Сестра Урсула решительно встала. Хоругвь с матерью Ларош затрепетала на легком ветерке.

— Не могу, лейтенант. Пока я не сумею объяснить, каким образом убийца покинул комнату, мои обвинения будут беспочвенны. Я уже знаю, кто убил Вулфа Харригана, но что толку, если я ничего не в состоянии доказать? А теперь, лейтенант, если вы будете так любезны и поможете отнести хоругвь, прежде чем уйдете…

— Конечно. А если вы скажете мне, где тут телефон…

Телефон зазвонил, когда Мэтт рассматривал обрывок желтой ткани. После минутного разговора, во время которого он мало говорил, зато напряженно слушал, Мэтт повесил трубку и повернулся к Конче.

— Лейтенант просит меня помочь ему в одном деле, — коротко сказал он. — Так что я побежал.

Он шагнул к двери.

— Но… — Конча жестом указала на кусок ткани в руке у Мэтта.

— Ах да. Положите обратно в тайник. — Он улыбнулся. — Пожалуй, это единственная улика в истории, что могла бы вдохновить Роберта Геррика[20].

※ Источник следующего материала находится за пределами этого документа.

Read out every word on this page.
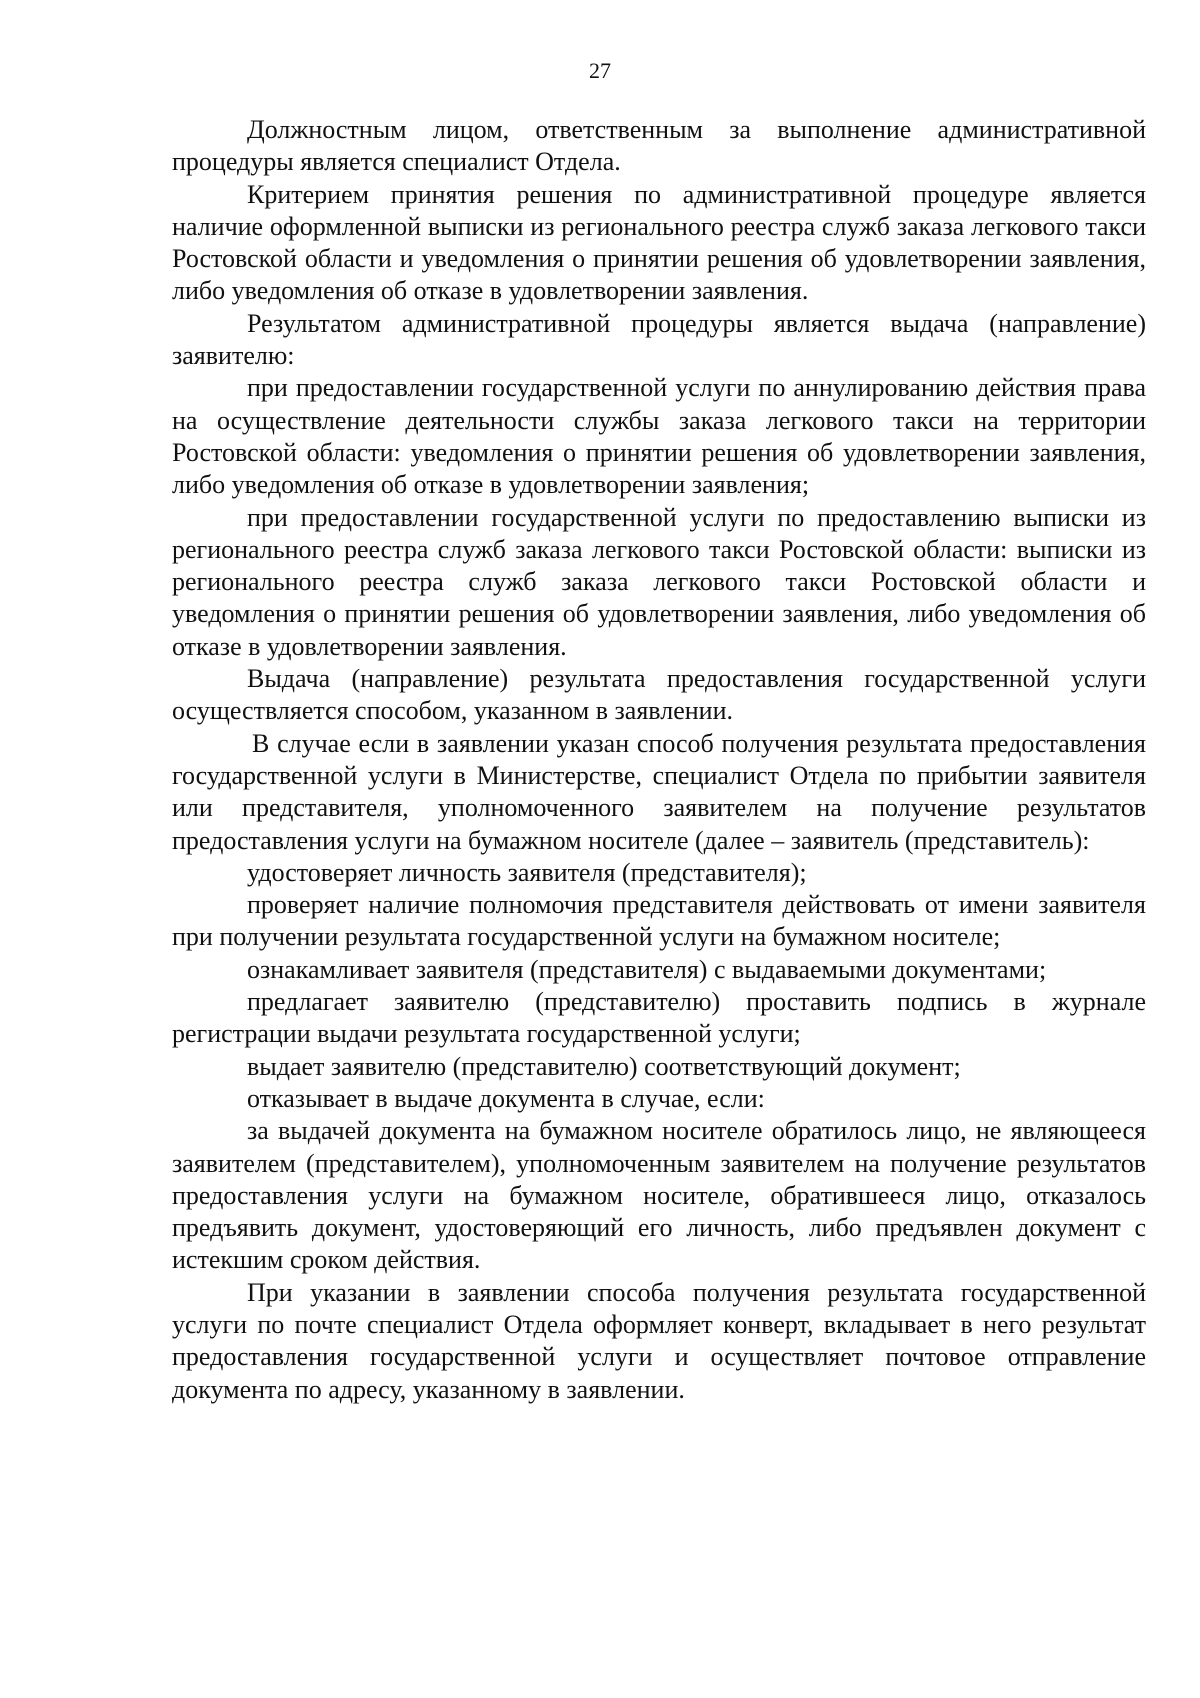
27

Должностным лицом, ответственным за выполнение административной процедуры является специалист Отдела.

Критерием принятия решения по административной процедуре является наличие оформленной выписки из регионального реестра служб заказа легкового такси Ростовской области и уведомления о принятии решения об удовлетворении заявления, либо уведомления об отказе в удовлетворении заявления.

Результатом административной процедуры является выдача (направление) заявителю:

при предоставлении государственной услуги по аннулированию действия права на осуществление деятельности службы заказа легкового такси на территории Ростовской области: уведомления о принятии решения об удовлетворении заявления, либо уведомления об отказе в удовлетворении заявления;

при предоставлении государственной услуги по предоставлению выписки из регионального реестра служб заказа легкового такси Ростовской области: выписки из регионального реестра служб заказа легкового такси Ростовской области и уведомления о принятии решения об удовлетворении заявления, либо уведомления об отказе в удовлетворении заявления.

Выдача (направление) результата предоставления государственной услуги осуществляется способом, указанном в заявлении.

В случае если в заявлении указан способ получения результата предоставления государственной услуги в Министерстве, специалист Отдела по прибытии заявителя или представителя, уполномоченного заявителем на получение результатов предоставления услуги на бумажном носителе (далее – заявитель (представитель):

удостоверяет личность заявителя (представителя);

проверяет наличие полномочия представителя действовать от имени заявителя при получении результата государственной услуги на бумажном носителе;

ознакамливает заявителя (представителя) с выдаваемыми документами;

предлагает заявителю (представителю) проставить подпись в журнале регистрации выдачи результата государственной услуги;

выдает заявителю (представителю) соответствующий документ;

отказывает в выдаче документа в случае, если:

за выдачей документа на бумажном носителе обратилось лицо, не являющееся заявителем (представителем), уполномоченным заявителем на получение результатов предоставления услуги на бумажном носителе, обратившееся лицо, отказалось предъявить документ, удостоверяющий его личность, либо предъявлен документ с истекшим сроком действия.

При указании в заявлении способа получения результата государственной услуги по почте специалист Отдела оформляет конверт, вкладывает в него результат предоставления государственной услуги и осуществляет почтовое отправление документа по адресу, указанному в заявлении.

Конча не улыбнулась в ответ.

— Но разве не… разве?..

— Не волнуйтесь, Конча. Желтый — достаточно распространенный цвет. Просто мы на нем помешались. Возможно, Артур подыскивал нужный оттенок для подарка своей девушке. — Мэтт открыл дверь. — Стало быть, яичница тети Элен мне не суждена. Увидимся за ужином.

— Что хочет лейтенант? Он не… вам не грозит опасность?

— А я думал, вы считаете, что все опасности сосредоточены в кабинете. Нет, все довольно безобидно. У детектива появилась неплохая догадка насчет того, кто явился сюда в понедельник вечером в желтом одеянии. Он хочет, чтобы я помог ему это доказать.

Конча отвернулась, чтобы спрятать обрывок ткани обратно в укромное местечко.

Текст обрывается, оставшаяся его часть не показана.